Inspired by the book Superforecasting, I'm curious about my ability to forecast myself. Like the best curiosities, this one will be settled with an experiment.
Anything that's worth improving is worth measuring, and a way to measure probabilistic predictions is a Brier Score.
I hope to get a better understanding of my understanding of myself while exercising prototyping and just-do-the-thing skills.
I spent a little over an hour making a list of things in the coming week I hope, wish, or expect to do. Each item is objectively evaluated, and binary (either true or false).
At the end of each day-half, and at the end of the week, observations will be recorded on what happened.
After that, I'll calculate an aggregate Brier Score and write up my notes from the week.

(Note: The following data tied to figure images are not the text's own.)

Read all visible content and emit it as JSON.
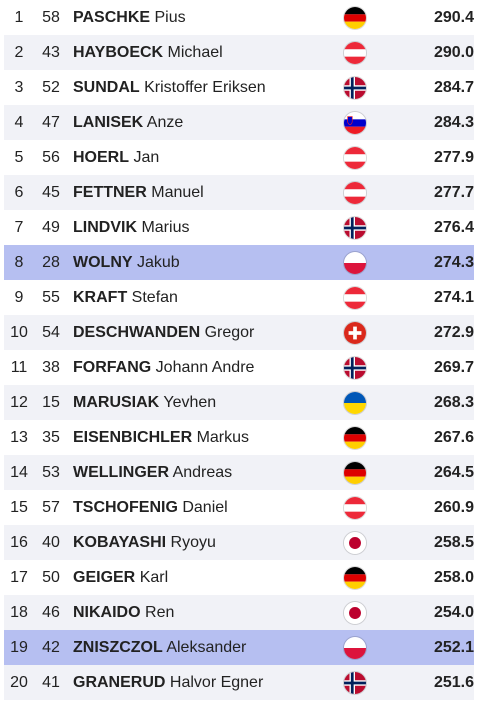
{
  "rows": [
    {
      "rank": "1",
      "bib": "58",
      "surname": "PASCHKE",
      "first": "Pius",
      "country": "germany-flag-icon",
      "points": "290.4",
      "highlight": false
    },
    {
      "rank": "2",
      "bib": "43",
      "surname": "HAYBOECK",
      "first": "Michael",
      "country": "austria-flag-icon",
      "points": "290.0",
      "highlight": false
    },
    {
      "rank": "3",
      "bib": "52",
      "surname": "SUNDAL",
      "first": "Kristoffer Eriksen",
      "country": "norway-flag-icon",
      "points": "284.7",
      "highlight": false
    },
    {
      "rank": "4",
      "bib": "47",
      "surname": "LANISEK",
      "first": "Anze",
      "country": "slovenia-flag-icon",
      "points": "284.3",
      "highlight": false
    },
    {
      "rank": "5",
      "bib": "56",
      "surname": "HOERL",
      "first": "Jan",
      "country": "austria-flag-icon",
      "points": "277.9",
      "highlight": false
    },
    {
      "rank": "6",
      "bib": "45",
      "surname": "FETTNER",
      "first": "Manuel",
      "country": "austria-flag-icon",
      "points": "277.7",
      "highlight": false
    },
    {
      "rank": "7",
      "bib": "49",
      "surname": "LINDVIK",
      "first": "Marius",
      "country": "norway-flag-icon",
      "points": "276.4",
      "highlight": false
    },
    {
      "rank": "8",
      "bib": "28",
      "surname": "WOLNY",
      "first": "Jakub",
      "country": "poland-flag-icon",
      "points": "274.3",
      "highlight": true
    },
    {
      "rank": "9",
      "bib": "55",
      "surname": "KRAFT",
      "first": "Stefan",
      "country": "austria-flag-icon",
      "points": "274.1",
      "highlight": false
    },
    {
      "rank": "10",
      "bib": "54",
      "surname": "DESCHWANDEN",
      "first": "Gregor",
      "country": "switzerland-flag-icon",
      "points": "272.9",
      "highlight": false
    },
    {
      "rank": "11",
      "bib": "38",
      "surname": "FORFANG",
      "first": "Johann Andre",
      "country": "norway-flag-icon",
      "points": "269.7",
      "highlight": false
    },
    {
      "rank": "12",
      "bib": "15",
      "surname": "MARUSIAK",
      "first": "Yevhen",
      "country": "ukraine-flag-icon",
      "points": "268.3",
      "highlight": false
    },
    {
      "rank": "13",
      "bib": "35",
      "surname": "EISENBICHLER",
      "first": "Markus",
      "country": "germany-flag-icon",
      "points": "267.6",
      "highlight": false
    },
    {
      "rank": "14",
      "bib": "53",
      "surname": "WELLINGER",
      "first": "Andreas",
      "country": "germany-flag-icon",
      "points": "264.5",
      "highlight": false
    },
    {
      "rank": "15",
      "bib": "57",
      "surname": "TSCHOFENIG",
      "first": "Daniel",
      "country": "austria-flag-icon",
      "points": "260.9",
      "highlight": false
    },
    {
      "rank": "16",
      "bib": "40",
      "surname": "KOBAYASHI",
      "first": "Ryoyu",
      "country": "japan-flag-icon",
      "points": "258.5",
      "highlight": false
    },
    {
      "rank": "17",
      "bib": "50",
      "surname": "GEIGER",
      "first": "Karl",
      "country": "germany-flag-icon",
      "points": "258.0",
      "highlight": false
    },
    {
      "rank": "18",
      "bib": "46",
      "surname": "NIKAIDO",
      "first": "Ren",
      "country": "japan-flag-icon",
      "points": "254.0",
      "highlight": false
    },
    {
      "rank": "19",
      "bib": "42",
      "surname": "ZNISZCZOL",
      "first": "Aleksander",
      "country": "poland-flag-icon",
      "points": "252.1",
      "highlight": true
    },
    {
      "rank": "20",
      "bib": "41",
      "surname": "GRANERUD",
      "first": "Halvor Egner",
      "country": "norway-flag-icon",
      "points": "251.6",
      "highlight": false
    }
  ],
  "colors": {
    "highlight": "#b6bff1",
    "stripe": "#f1f2f7",
    "text": "#222222"
  }
}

The process of making this list and scoring it revealed a number of shortcomings in the approach, which can be addressed in following experiments.
The quantization of predictions (1% granularity) doesn't match my feelings, which are pretty vague and fuzzy compared to the column of numbers at the bottom of this post.

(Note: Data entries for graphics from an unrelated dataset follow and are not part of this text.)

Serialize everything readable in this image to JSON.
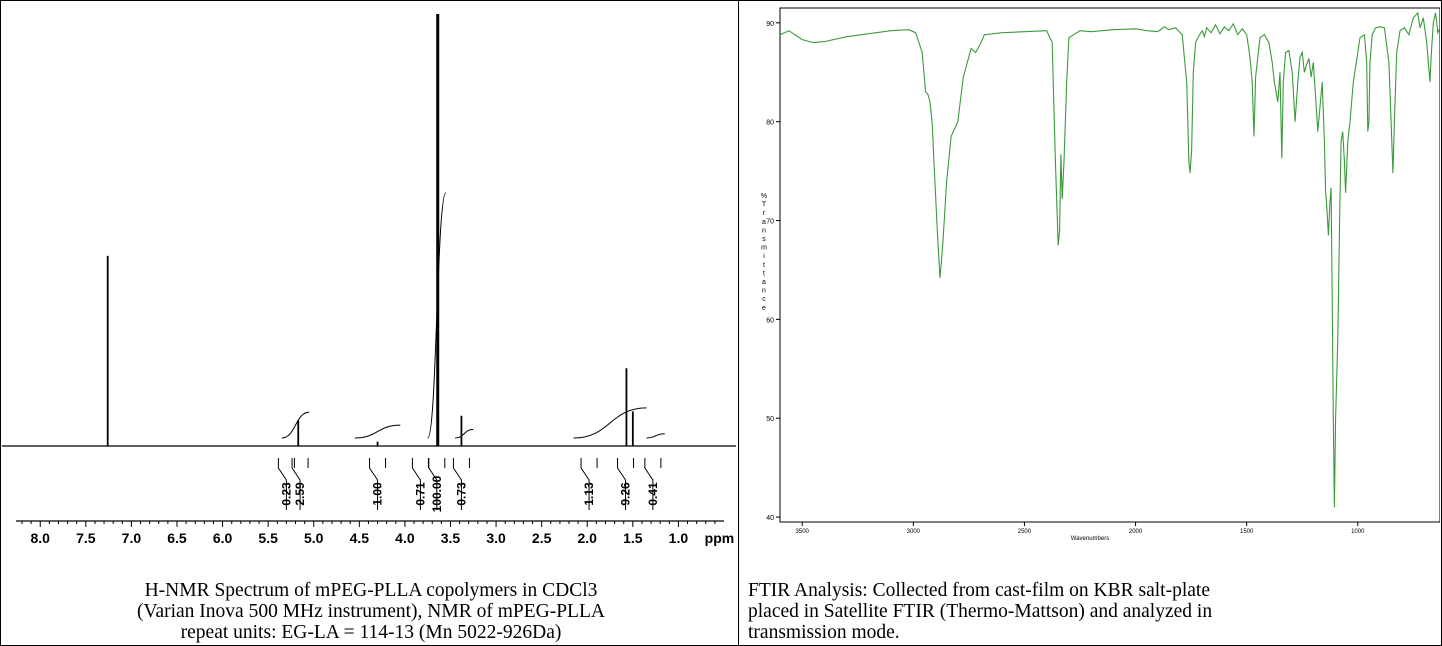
{
  "nmr": {
    "caption_lines": [
      "H-NMR Spectrum of mPEG-PLLA copolymers in CDCl3",
      "(Varian Inova 500 MHz instrument), NMR of mPEG-PLLA",
      "repeat units: EG-LA = 114-13 (Mn 5022-926Da)"
    ]
  },
  "ftir": {
    "caption_lines": [
      "FTIR Analysis: Collected from cast-film on KBR salt-plate",
      "placed in Satellite FTIR (Thermo-Mattson) and analyzed in",
      "transmission mode."
    ]
  },
  "chart_data": [
    {
      "type": "line",
      "title": "",
      "xlabel": "ppm",
      "ylabel": "",
      "x_reversed": true,
      "xlim": [
        8.2,
        0.5
      ],
      "ylim": [
        0,
        100
      ],
      "grid": false,
      "xticks": [
        "8.0",
        "7.5",
        "7.0",
        "6.5",
        "6.0",
        "5.5",
        "5.0",
        "4.5",
        "4.0",
        "3.5",
        "3.0",
        "2.5",
        "2.0",
        "1.5",
        "1.0"
      ],
      "peaks": [
        {
          "ppm": 7.26,
          "height": 44
        },
        {
          "ppm": 5.17,
          "height": 6
        },
        {
          "ppm": 4.3,
          "height": 1
        },
        {
          "ppm": 3.64,
          "height": 100
        },
        {
          "ppm": 3.38,
          "height": 7
        },
        {
          "ppm": 1.57,
          "height": 18
        },
        {
          "ppm": 1.5,
          "height": 8
        }
      ],
      "integrals": [
        {
          "value": "0.23",
          "ppm": 5.3
        },
        {
          "value": "2.59",
          "ppm": 5.15
        },
        {
          "value": "1.00",
          "ppm": 4.3
        },
        {
          "value": "0.71",
          "ppm": 3.83
        },
        {
          "value": "100.00",
          "ppm": 3.65
        },
        {
          "value": "0.73",
          "ppm": 3.38
        },
        {
          "value": "1.13",
          "ppm": 1.98
        },
        {
          "value": "9.26",
          "ppm": 1.58
        },
        {
          "value": "0.41",
          "ppm": 1.28
        }
      ]
    },
    {
      "type": "line",
      "title": "",
      "xlabel": "Wavenumbers",
      "ylabel": "% Transmittance",
      "x_reversed": true,
      "xlim": [
        3600,
        630
      ],
      "ylim": [
        39.5,
        91.5
      ],
      "yticks": [
        40,
        50,
        60,
        70,
        80,
        90
      ],
      "xticks": [
        3500,
        3000,
        2500,
        2000,
        1500,
        1000
      ],
      "grid": false,
      "color": "#3a9a3a",
      "points": [
        [
          3600,
          88.8
        ],
        [
          3560,
          89.2
        ],
        [
          3500,
          88.3
        ],
        [
          3450,
          88.0
        ],
        [
          3400,
          88.1
        ],
        [
          3300,
          88.6
        ],
        [
          3200,
          88.9
        ],
        [
          3100,
          89.2
        ],
        [
          3020,
          89.3
        ],
        [
          2990,
          89.0
        ],
        [
          2960,
          87.0
        ],
        [
          2945,
          83.0
        ],
        [
          2935,
          82.8
        ],
        [
          2925,
          82.0
        ],
        [
          2915,
          79.8
        ],
        [
          2905,
          75.0
        ],
        [
          2890,
          68.0
        ],
        [
          2880,
          64.2
        ],
        [
          2868,
          67.5
        ],
        [
          2850,
          74.0
        ],
        [
          2830,
          78.5
        ],
        [
          2800,
          80.0
        ],
        [
          2775,
          84.5
        ],
        [
          2740,
          87.4
        ],
        [
          2720,
          87.0
        ],
        [
          2700,
          87.8
        ],
        [
          2680,
          88.8
        ],
        [
          2600,
          89.0
        ],
        [
          2500,
          89.1
        ],
        [
          2400,
          89.2
        ],
        [
          2375,
          88.0
        ],
        [
          2362,
          77.0
        ],
        [
          2355,
          72.0
        ],
        [
          2348,
          67.5
        ],
        [
          2342,
          69.0
        ],
        [
          2336,
          76.7
        ],
        [
          2330,
          72.2
        ],
        [
          2322,
          76.0
        ],
        [
          2310,
          84.0
        ],
        [
          2300,
          88.5
        ],
        [
          2250,
          89.2
        ],
        [
          2200,
          89.1
        ],
        [
          2100,
          89.3
        ],
        [
          2000,
          89.4
        ],
        [
          1950,
          89.2
        ],
        [
          1900,
          89.1
        ],
        [
          1870,
          89.6
        ],
        [
          1850,
          89.3
        ],
        [
          1820,
          89.5
        ],
        [
          1790,
          88.8
        ],
        [
          1770,
          84.0
        ],
        [
          1760,
          76.0
        ],
        [
          1755,
          74.8
        ],
        [
          1748,
          77.0
        ],
        [
          1740,
          85.0
        ],
        [
          1730,
          88.0
        ],
        [
          1720,
          88.5
        ],
        [
          1700,
          89.2
        ],
        [
          1690,
          88.6
        ],
        [
          1680,
          89.5
        ],
        [
          1660,
          89.0
        ],
        [
          1640,
          89.8
        ],
        [
          1620,
          88.9
        ],
        [
          1600,
          89.6
        ],
        [
          1580,
          89.2
        ],
        [
          1560,
          89.9
        ],
        [
          1540,
          88.8
        ],
        [
          1520,
          89.4
        ],
        [
          1500,
          88.8
        ],
        [
          1485,
          86.5
        ],
        [
          1475,
          84.0
        ],
        [
          1467,
          78.5
        ],
        [
          1460,
          84.5
        ],
        [
          1450,
          86.5
        ],
        [
          1440,
          88.5
        ],
        [
          1420,
          88.8
        ],
        [
          1400,
          88.0
        ],
        [
          1385,
          86.0
        ],
        [
          1375,
          84.0
        ],
        [
          1360,
          82.0
        ],
        [
          1350,
          85.0
        ],
        [
          1342,
          76.3
        ],
        [
          1335,
          84.0
        ],
        [
          1325,
          87.0
        ],
        [
          1310,
          87.2
        ],
        [
          1295,
          85.0
        ],
        [
          1282,
          80.0
        ],
        [
          1270,
          84.0
        ],
        [
          1260,
          86.5
        ],
        [
          1250,
          87.0
        ],
        [
          1240,
          85.0
        ],
        [
          1230,
          85.8
        ],
        [
          1220,
          86.4
        ],
        [
          1210,
          84.5
        ],
        [
          1200,
          86.0
        ],
        [
          1190,
          82.5
        ],
        [
          1180,
          79.0
        ],
        [
          1170,
          81.5
        ],
        [
          1160,
          84.0
        ],
        [
          1150,
          78.0
        ],
        [
          1145,
          73.0
        ],
        [
          1140,
          71.5
        ],
        [
          1132,
          68.5
        ],
        [
          1125,
          72.0
        ],
        [
          1120,
          73.3
        ],
        [
          1114,
          60.0
        ],
        [
          1110,
          50.0
        ],
        [
          1105,
          41.0
        ],
        [
          1100,
          50.0
        ],
        [
          1090,
          58.0
        ],
        [
          1082,
          70.0
        ],
        [
          1075,
          78.0
        ],
        [
          1068,
          79.0
        ],
        [
          1060,
          76.0
        ],
        [
          1055,
          72.8
        ],
        [
          1045,
          78.0
        ],
        [
          1035,
          80.0
        ],
        [
          1020,
          84.0
        ],
        [
          1000,
          87.0
        ],
        [
          990,
          88.5
        ],
        [
          970,
          88.8
        ],
        [
          960,
          86.0
        ],
        [
          955,
          79.0
        ],
        [
          950,
          80.0
        ],
        [
          945,
          86.0
        ],
        [
          935,
          88.8
        ],
        [
          920,
          89.5
        ],
        [
          900,
          89.6
        ],
        [
          880,
          89.5
        ],
        [
          860,
          86.0
        ],
        [
          850,
          80.0
        ],
        [
          842,
          74.8
        ],
        [
          835,
          80.0
        ],
        [
          825,
          87.0
        ],
        [
          810,
          89.2
        ],
        [
          790,
          89.5
        ],
        [
          770,
          88.8
        ],
        [
          750,
          90.5
        ],
        [
          730,
          91.0
        ],
        [
          720,
          89.5
        ],
        [
          705,
          90.5
        ],
        [
          690,
          88.0
        ],
        [
          675,
          84.0
        ],
        [
          670,
          86.5
        ],
        [
          660,
          90.0
        ],
        [
          650,
          91.0
        ],
        [
          640,
          89.0
        ],
        [
          630,
          89.5
        ]
      ]
    }
  ]
}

The predictions basis is almost entirely "gut feeling", loosely on experience. Even with CFAR techniques I hesitate making these quantitative judgements without hard data.

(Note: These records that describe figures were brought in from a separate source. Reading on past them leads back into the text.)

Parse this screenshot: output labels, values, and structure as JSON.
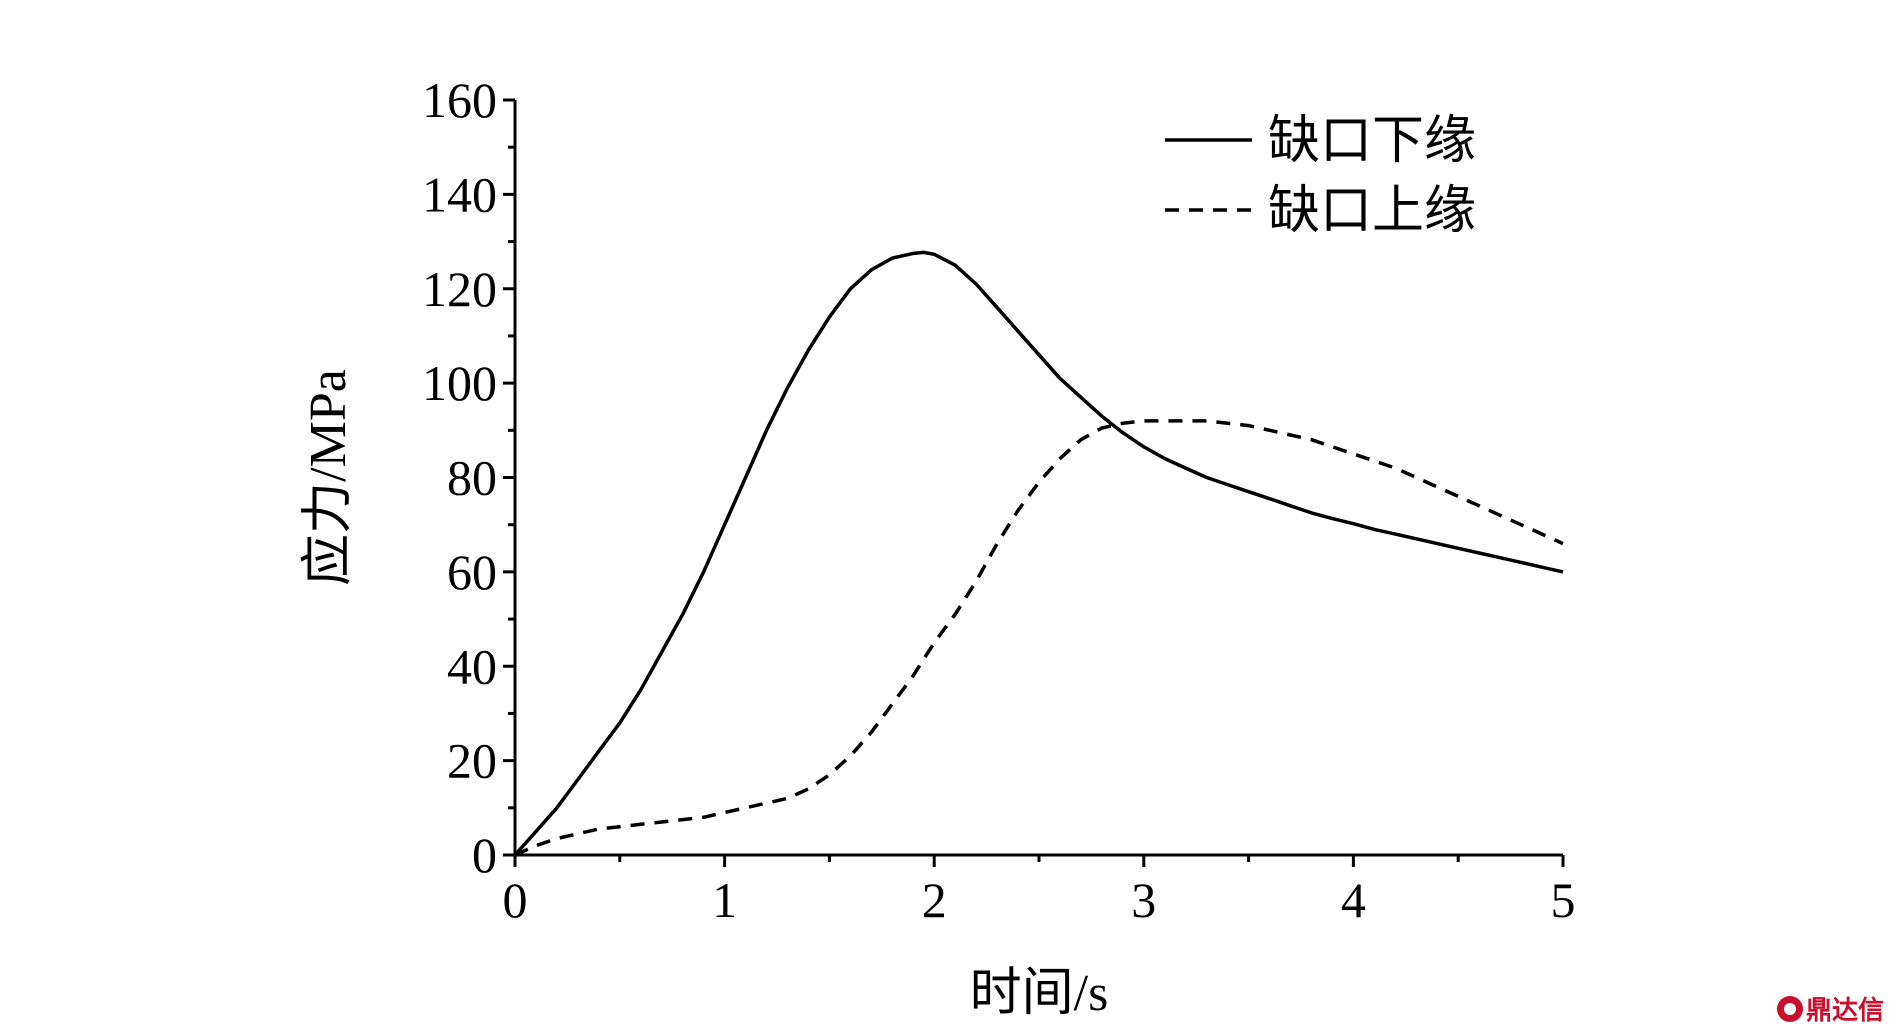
{
  "chart_data": {
    "type": "line",
    "title": "",
    "xlabel": "时间/s",
    "ylabel": "应力/MPa",
    "xlim": [
      0,
      5
    ],
    "ylim": [
      0,
      160
    ],
    "xticks": [
      0,
      1,
      2,
      3,
      4,
      5
    ],
    "yticks": [
      0,
      20,
      40,
      60,
      80,
      100,
      120,
      140,
      160
    ],
    "grid": false,
    "legend_position": "top-right",
    "series": [
      {
        "name": "缺口下缘",
        "style": "solid",
        "color": "#000000",
        "x": [
          0,
          0.1,
          0.2,
          0.3,
          0.4,
          0.5,
          0.6,
          0.7,
          0.8,
          0.9,
          1.0,
          1.1,
          1.2,
          1.3,
          1.4,
          1.5,
          1.6,
          1.7,
          1.8,
          1.9,
          1.95,
          2.0,
          2.1,
          2.2,
          2.3,
          2.4,
          2.5,
          2.6,
          2.7,
          2.8,
          2.9,
          3.0,
          3.1,
          3.2,
          3.3,
          3.4,
          3.5,
          3.6,
          3.7,
          3.8,
          3.9,
          4.0,
          4.1,
          4.2,
          4.3,
          4.4,
          4.5,
          4.6,
          4.7,
          4.8,
          4.9,
          5.0
        ],
        "y": [
          0,
          5,
          10,
          16,
          22,
          28,
          35,
          43,
          51,
          60,
          70,
          80,
          90,
          99,
          107,
          114,
          120,
          124,
          126.5,
          127.5,
          127.7,
          127.3,
          125,
          121,
          116,
          111,
          106,
          101,
          97,
          93,
          89.5,
          86.5,
          84,
          82,
          80,
          78.5,
          77,
          75.5,
          74,
          72.5,
          71.3,
          70.2,
          69,
          68,
          67,
          66,
          65,
          64,
          63,
          62,
          61,
          60
        ]
      },
      {
        "name": "缺口上缘",
        "style": "dashed",
        "color": "#000000",
        "x": [
          0,
          0.1,
          0.2,
          0.3,
          0.4,
          0.5,
          0.6,
          0.7,
          0.8,
          0.9,
          1.0,
          1.1,
          1.2,
          1.3,
          1.4,
          1.5,
          1.6,
          1.7,
          1.8,
          1.9,
          2.0,
          2.1,
          2.2,
          2.3,
          2.4,
          2.5,
          2.6,
          2.7,
          2.8,
          2.9,
          3.0,
          3.1,
          3.2,
          3.3,
          3.4,
          3.5,
          3.6,
          3.7,
          3.8,
          3.9,
          4.0,
          4.1,
          4.2,
          4.3,
          4.4,
          4.5,
          4.6,
          4.7,
          4.8,
          4.9,
          5.0
        ],
        "y": [
          0,
          2,
          3.5,
          4.5,
          5.5,
          6,
          6.5,
          7,
          7.5,
          8,
          9,
          10,
          11,
          12,
          14,
          17,
          21,
          26,
          32,
          38,
          45,
          51,
          58,
          66,
          73,
          79,
          84,
          88,
          90.5,
          91.5,
          92,
          92,
          92,
          92,
          91.5,
          91,
          90,
          89,
          88,
          86.5,
          85,
          83.5,
          82,
          80,
          78,
          76,
          74,
          72,
          70,
          68,
          66
        ]
      }
    ]
  },
  "watermark": {
    "text": "鼎达信",
    "color": "#c8102e"
  }
}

My format was in half-days, so if it occurs in every day-half, I made ten predictions for it. It doesn't seem valuable to generate that many predictions, so next time I'll replace them with a coarser grained prediction with a bunch of observations (e.g. "4/5 Morning Workouts").
Making events binary simplifies the predictions and observations, but leaves out cases where multiple-outcome predictions make sense. These kind of predictions I expect to fit well with resource constrained choices. If I see "Friday Night" as a limited resource, I could assign predictive probabilities to different exclusive events.
The layout has 5 predictions per day-half, and 10 week-long predictions. I felt a very strong desire to fill this out, and very little desire to add more after it was full. Future designs for this should make it easier to add/remove to an appropriate (but experimentally rigorous!) amount.
I feel like I expressed only a tiny part of what I hoped to accomplish in a week, but thinking of doing all of the things on the list feels more burdensome than a whole week. This might be indicative of miscalibration in self-modeling this experiment hopes to address, or that the current experimental design is a bit depressing to get through.
Dependencies are poorly expressed in this -- separate predictions are assumed to be independent events. This fails particularly badly in the "Bike Commute to work" predictions -- there's very little chance of riding my bike home if I took the train to work.
I'll be keeping other notes throughout the week to see what works.